Simon looked at the child again. Then, the terrifying realization hit him. The voice he heard wasn't the old man's—it belonged to Blaine, and it was in his head! He felt a powerful tingling at the base of his spine that shot through his entire back, and rested in the back of his skull. The feeling was different; unlike the tingling he had felt previously. Now, it was concentrated, un-diluted; it circulated at the place where his neck connected with his head.

Help you? How can I help you?
Simon thought this before he could fully understand what was transpiring.

I don't feel good and my mommy is very scared. Will you save me?

I don't understand
.

You will. Will you take my hand? Please
.

Before Simon could speak again, the little boy had raised his head from his mother's lap. He slid out of the chair and landed on his feet. He stood there, looking at Simon, waiting for Simon to make a move.
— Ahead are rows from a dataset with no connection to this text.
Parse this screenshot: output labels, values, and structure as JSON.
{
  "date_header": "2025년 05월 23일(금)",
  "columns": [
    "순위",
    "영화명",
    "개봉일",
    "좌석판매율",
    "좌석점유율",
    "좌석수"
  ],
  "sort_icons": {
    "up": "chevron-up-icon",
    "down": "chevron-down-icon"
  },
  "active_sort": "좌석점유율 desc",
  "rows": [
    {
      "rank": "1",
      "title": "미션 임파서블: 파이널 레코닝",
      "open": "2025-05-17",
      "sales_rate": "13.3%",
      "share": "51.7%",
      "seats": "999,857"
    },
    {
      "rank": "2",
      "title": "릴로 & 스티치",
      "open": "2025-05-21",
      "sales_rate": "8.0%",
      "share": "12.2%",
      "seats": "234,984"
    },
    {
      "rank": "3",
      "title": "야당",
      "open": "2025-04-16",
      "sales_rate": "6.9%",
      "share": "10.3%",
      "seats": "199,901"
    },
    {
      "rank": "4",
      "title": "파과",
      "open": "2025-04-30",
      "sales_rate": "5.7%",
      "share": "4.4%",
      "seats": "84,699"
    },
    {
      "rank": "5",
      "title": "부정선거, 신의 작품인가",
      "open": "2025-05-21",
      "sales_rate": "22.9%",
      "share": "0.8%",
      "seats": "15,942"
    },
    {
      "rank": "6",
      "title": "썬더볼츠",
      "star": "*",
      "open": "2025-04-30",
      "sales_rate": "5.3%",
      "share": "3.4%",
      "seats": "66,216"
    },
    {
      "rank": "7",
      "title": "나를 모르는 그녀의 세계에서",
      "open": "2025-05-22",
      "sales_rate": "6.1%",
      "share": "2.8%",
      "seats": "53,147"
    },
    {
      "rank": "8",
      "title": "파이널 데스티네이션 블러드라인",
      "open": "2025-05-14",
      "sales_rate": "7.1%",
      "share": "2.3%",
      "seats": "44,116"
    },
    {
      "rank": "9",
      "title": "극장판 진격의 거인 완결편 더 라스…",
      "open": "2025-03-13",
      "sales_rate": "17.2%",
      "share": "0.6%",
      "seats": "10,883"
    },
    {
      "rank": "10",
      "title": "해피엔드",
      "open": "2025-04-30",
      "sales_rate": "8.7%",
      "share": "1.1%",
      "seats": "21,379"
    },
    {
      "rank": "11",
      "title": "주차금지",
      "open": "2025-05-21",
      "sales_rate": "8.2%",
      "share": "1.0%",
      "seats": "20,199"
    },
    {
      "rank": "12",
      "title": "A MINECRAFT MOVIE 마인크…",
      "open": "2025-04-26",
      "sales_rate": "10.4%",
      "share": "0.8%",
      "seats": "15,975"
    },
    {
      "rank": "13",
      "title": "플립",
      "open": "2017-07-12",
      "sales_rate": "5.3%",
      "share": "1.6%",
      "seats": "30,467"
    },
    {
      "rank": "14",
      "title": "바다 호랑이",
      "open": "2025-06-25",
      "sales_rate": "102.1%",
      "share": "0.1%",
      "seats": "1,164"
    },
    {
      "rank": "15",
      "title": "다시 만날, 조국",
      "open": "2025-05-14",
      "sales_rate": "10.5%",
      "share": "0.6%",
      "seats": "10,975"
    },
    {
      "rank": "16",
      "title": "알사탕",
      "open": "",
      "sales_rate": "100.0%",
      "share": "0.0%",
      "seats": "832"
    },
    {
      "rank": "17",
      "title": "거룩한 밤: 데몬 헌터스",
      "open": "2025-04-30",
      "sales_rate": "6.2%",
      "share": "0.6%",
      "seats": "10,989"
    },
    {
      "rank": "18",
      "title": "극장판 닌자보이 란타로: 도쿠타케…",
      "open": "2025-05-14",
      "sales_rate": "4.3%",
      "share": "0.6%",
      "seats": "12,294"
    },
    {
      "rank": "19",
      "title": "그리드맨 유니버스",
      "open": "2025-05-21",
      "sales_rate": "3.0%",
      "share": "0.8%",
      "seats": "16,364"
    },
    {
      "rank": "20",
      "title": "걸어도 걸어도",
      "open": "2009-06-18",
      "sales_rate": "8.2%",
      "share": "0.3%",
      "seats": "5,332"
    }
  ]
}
His mother smiled. “I think he likes you,” she said to Simon, forcing a smile. Blaine walked over to Simon, putting one tiny foot in front of the other.

“No, it's okay,” Simon said to the woman when she tried to prevent the child from moving. “He's okay. I got him.” The
woman paused, not sure whether to trust Simon, but she backed off. When Blaine made it to Simon, she looked relieved.

Blaine didn't speak. He looked tired, as if conquering the space that had separated the two of them moments ago had taken a lot out of him. He simply looked at Simon as if he was trying to figure him out. The laden expression on Blaine's face chilled Simon a bit. It was as if Blaine was privy to a secret that involved Simon, but wasn't at liberty to discuss. Simon didn't know what to do. Or say. Blaine stood there. Watching.

You hafta take my hand. I'm not 'pose to take yours
.

Then, the door to the back opened and a nurse stepped out. “Simon Cassel.” She looked around and called out again when Simon didn't respond. “Simon Cassel.”

“That's me.” Simon stood up. He looked down at the child whose eyes were pleading with him. Then, Simon did it. He didn't know why, but he took the child's hand. As soon as he touched Blaine, he felt heat surge in his body. Blaine seemed to feel it too. It didn't last long, but for the few seconds that they connected, Simon's body felt electrified. He felt the hairs on the back of his neck stand on end and his knees buckled.

When Simon released his grip, he felt compelled to pick up Blaine. This child was now a part of him and he didn't want Blaine struggling to walk back to his mother. Simon walked over to the lady and gently placed him down in her lap.

“All betta now,” Blaine said as he smiled warmly.